La mère de la grand-mère étudia Pek Sikorski.

— Comment savez-vous ce que la Première Fleur souhaite ? Vous l’a-t-elle dit ?

— Non, répondit Pek Sikorski déconcertée.

Il était clair, pensa Enli, que le discours que Pek Sikorski, si soigneusement répété, avait des lacunes.

— Si la Première Fleur ne vous a pas parlé, alors vous ne savez pas ce qu’Elle souhaite. Vous avez vu le rocher vivant mourir. Comment savez-vous quand un rocher est mort ? A-t-il des pétales qui se fanent ou cesse-t-il de respirer ?

— N… non.

— Vous dites que si nous savions que le rocher est mort, nous aurions moins peur. Pourquoi le fait de savoir la cause de la disparition de la réalité partagée nous rendrait moins effrayés de son absence ?

Pek Sikorski resta muette, abasourdie. Enli vit que Pek Gruber grimaçait. La mère de la grand-mère le reluqua avec intérêt. Brusquement, elle ouvrit tout grand la porte.

— Entrez prendre de l’eau.

Une bicyclette chère, très rapide, était appuyée contre le mur intérieur, et trois paillasses encombraient le sol. Sur l’une d’elles était assise une femme qui allaitait un bébé. Des assiettes de zeli à moitié vides jouxtaient une pile de fruits frais provenant du champ, ainsi que du cari et un bol de dul haché.

— Voici ma petite-fille, Ivi Pek Harrilin. Serlit Pek Harrilin est le fils de ma petite-fille.

Bien entendu, la vieille femme ne présenta pas le bébé, qui n’était pas encore réel.

Et ne le serait jamais, maintenant, pensa Enli. Ou serait plus réel qu’aucun d’eux, né, contrairement à eux, dans cette étrange réalité nouvelle.

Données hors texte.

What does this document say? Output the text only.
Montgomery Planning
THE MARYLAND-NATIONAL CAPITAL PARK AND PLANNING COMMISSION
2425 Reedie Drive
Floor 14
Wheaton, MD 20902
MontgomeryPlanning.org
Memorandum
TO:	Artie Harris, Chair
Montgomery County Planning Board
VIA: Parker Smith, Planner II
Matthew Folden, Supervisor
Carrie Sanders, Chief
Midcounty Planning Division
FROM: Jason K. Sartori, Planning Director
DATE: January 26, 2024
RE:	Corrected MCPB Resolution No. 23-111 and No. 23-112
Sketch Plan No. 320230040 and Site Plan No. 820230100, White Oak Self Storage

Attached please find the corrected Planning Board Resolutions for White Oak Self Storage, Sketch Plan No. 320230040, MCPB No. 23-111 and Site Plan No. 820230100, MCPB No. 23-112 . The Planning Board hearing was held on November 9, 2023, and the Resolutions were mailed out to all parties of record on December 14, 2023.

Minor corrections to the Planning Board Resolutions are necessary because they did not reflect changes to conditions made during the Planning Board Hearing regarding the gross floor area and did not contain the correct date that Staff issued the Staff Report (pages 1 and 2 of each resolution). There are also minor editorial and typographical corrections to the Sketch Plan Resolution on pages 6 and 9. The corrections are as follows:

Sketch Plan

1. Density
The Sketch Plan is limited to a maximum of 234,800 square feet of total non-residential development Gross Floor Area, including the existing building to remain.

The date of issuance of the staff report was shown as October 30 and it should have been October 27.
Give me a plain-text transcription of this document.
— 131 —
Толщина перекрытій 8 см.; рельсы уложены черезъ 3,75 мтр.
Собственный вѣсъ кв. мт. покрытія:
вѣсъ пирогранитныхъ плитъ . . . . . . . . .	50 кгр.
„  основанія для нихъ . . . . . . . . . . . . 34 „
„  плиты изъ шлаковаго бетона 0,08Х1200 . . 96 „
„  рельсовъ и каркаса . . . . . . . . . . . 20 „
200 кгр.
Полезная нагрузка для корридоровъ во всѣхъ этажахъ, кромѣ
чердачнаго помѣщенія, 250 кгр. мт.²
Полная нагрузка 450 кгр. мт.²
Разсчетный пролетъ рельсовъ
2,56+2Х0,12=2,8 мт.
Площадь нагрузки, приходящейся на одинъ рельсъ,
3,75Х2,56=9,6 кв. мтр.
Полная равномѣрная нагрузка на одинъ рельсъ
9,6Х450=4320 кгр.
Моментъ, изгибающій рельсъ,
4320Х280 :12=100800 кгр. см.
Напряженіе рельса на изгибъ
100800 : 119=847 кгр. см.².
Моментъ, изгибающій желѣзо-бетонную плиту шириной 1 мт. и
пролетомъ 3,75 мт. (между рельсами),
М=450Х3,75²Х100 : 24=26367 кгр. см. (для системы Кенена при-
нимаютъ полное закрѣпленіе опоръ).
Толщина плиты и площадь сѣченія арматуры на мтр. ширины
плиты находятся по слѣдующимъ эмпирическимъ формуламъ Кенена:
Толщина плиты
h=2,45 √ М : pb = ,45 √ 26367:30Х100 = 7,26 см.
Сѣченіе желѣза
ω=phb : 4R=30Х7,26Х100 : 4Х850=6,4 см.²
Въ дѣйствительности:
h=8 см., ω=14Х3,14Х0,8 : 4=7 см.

La petite-fille, l’air épouvanté, murmura des paroles de bienvenue de la fleur, auxquelles Pek Sikorski répondit, de sa douce voix. Le garçon, Serlit, leur passa de l’eau. Enli but la sienne avec gratitude.

— Nous vivons ici maintenant, dit la mère de la grand-mère, parce qu’il n’y a pas de nourriture dans notre village. Aucun d’entre eux ne quittera sa maison pour moissonner. Les idiots. (Elle suça pensivement l’intérieur de sa joue.) Ils ont peur et c’est un très petit village. Mais ma famille est venue ici, près des cultures, pour les encourager à retrouver la raison. Jusqu’à aujourd’hui, cela n’a pas marché. Mais Serlit, que voici, récolte nos fruits du zeli, et emprunte le cari et le dul dans les champs des autres, et nous mangeons. Peut-être les autres viendront-ils bientôt.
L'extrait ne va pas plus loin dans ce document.